Legislator Sebut Pelanggaran Prajurit di Wilayah Operasi Harus Diadili di Peradilan Militer

Ilustrasi penganiayaan. Medcom.id

Legislator Sebut Pelanggaran Prajurit di Wilayah Operasi Harus Diadili di Peradilan Militer

Fachri Audhia Hafiez • 27 March 2024 11:35

Jakarta: Pelanggaran yang dilakukan oleh prajurit TNI di wilayah operasi disebut harus diadili di peradilan militer. Hal ini merespons desakan Komisi untuk Orang Hilang dan Korban Tindak Kekerasan (KontraS) agar revisi Undang-Undang (UU) Nomor 31 Tahun 1997 tentang Peradilan Militer diwujudkan ihwal kasus kekerasan oleh oknum anggota TNI di Papua.

"Sekarang kalau tindakan yang dilakukan oleh prajurit di tempat operasi militer, (di Papua) ini operasi militer, harus diadili di pengadilan militer, jangan dibawa ke umum. Karena mereka itu kan melaksanakan tugas atas perintah dengan surat perintah," kata anggota Komisi I DPR dari Fraksi PDI Perjuangan (PDIP) TB Hasanuddin saat dihubungi Medcom.id, Rabu, 27 Maret 2024.

Dia menuturkan peradilan militer khusus untuk mengadili prajurit dalam konteks tugas-tugas militer. Sedangkan, peradilan umum untuk tindakan yang sifatnya umum atau nonmiliter.

"Saya ambil contoh seorang prajurit ya mencuri barang di pasar misalnya, ini jangan diadili di peradilan militer harus diadili di peradilan umum. Kalau sekarang (kasus di Papua) diadili di peradilan militer. Ini saya sepakat perlu diluruskan," ujar Hasanuddin.
 

Baca juga: Kronologi Tindak Kekerasan yang Dilakukan Prajurit TNI Terhadap Definus Kogoya KKB

Ia mengatakan bahwa jangan mencampuradukkan proses peradilan terhadap tindakan pelanggaran yang diduga dilakukan prajurit. Negara-negara lain, kata Hasanuddin, juga menerapkan instrumen senada dalam penanganan hukum untuk prajurit.

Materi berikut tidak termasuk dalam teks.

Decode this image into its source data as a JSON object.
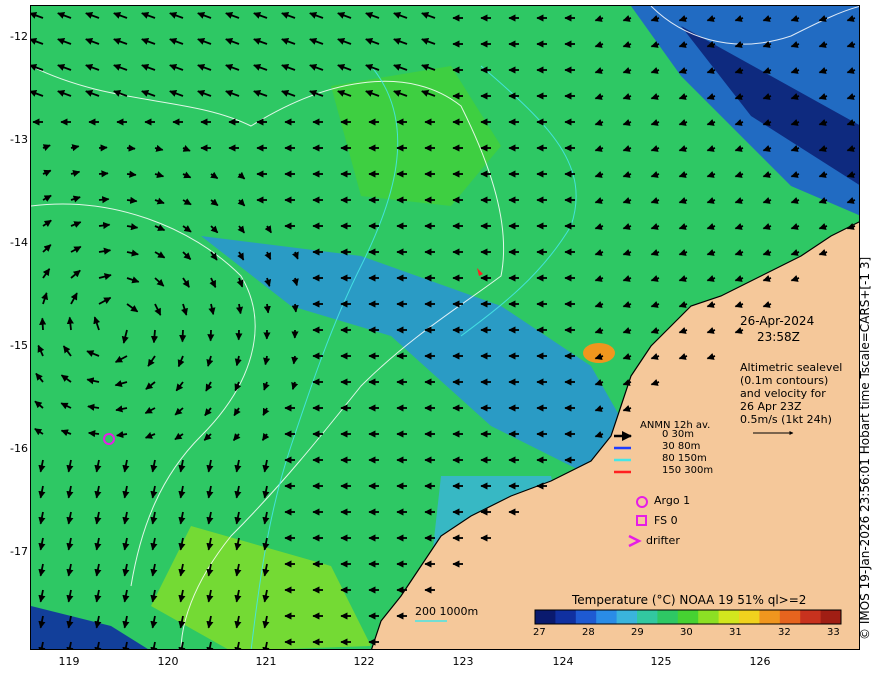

"Ya memang negara-negara manapun juga baik militernya melakukan itu, semua warga negara yang melakukan tindakan pelanggaran hukum umum di pengadilan umum. Kemudian untuk militernya kalau dia melakukan tindakan pelanggaran tugas-tugas militer, kemudian di peradilan militer," jelas dia.

Hasanuddin menambahkan pentingnya prajurit menjaga profesionalisme dalam bertugas dan menjujung hak asasi manusia (HAM). Termasuk dalam penggunaan senjata yang harus sesuai prosedur.

"Misalnya melakukan pengepungan rumah langsung ditembak ini tanpa peringatan dan sebagainya, itu melanggar HAM. Itu juga melanggar aturan militer," ucap Hasanuddin.

Sebelumnya, KontraS mendesak agar dilakukan revisi Undang-Undang (UU) Nomor 31 Tahun 1997 tentang Peradilan Militer. Revisi itu dinilai penting untuk menyikapi penanganan kasus penyiksaan dilakukan oleh sejumlah oknum prajurit TNI terhadap anggota kelompok kriminal bersenjata (KKB) di Papua.

"Betul kami memang sejak lama mendesak agar UU Peradilan Militer ini direvisi segera," kata peneliti dari KontraS, Rozy Brilian, saat dihubungi Medcom.id, Selasa, 26 Maret 2024.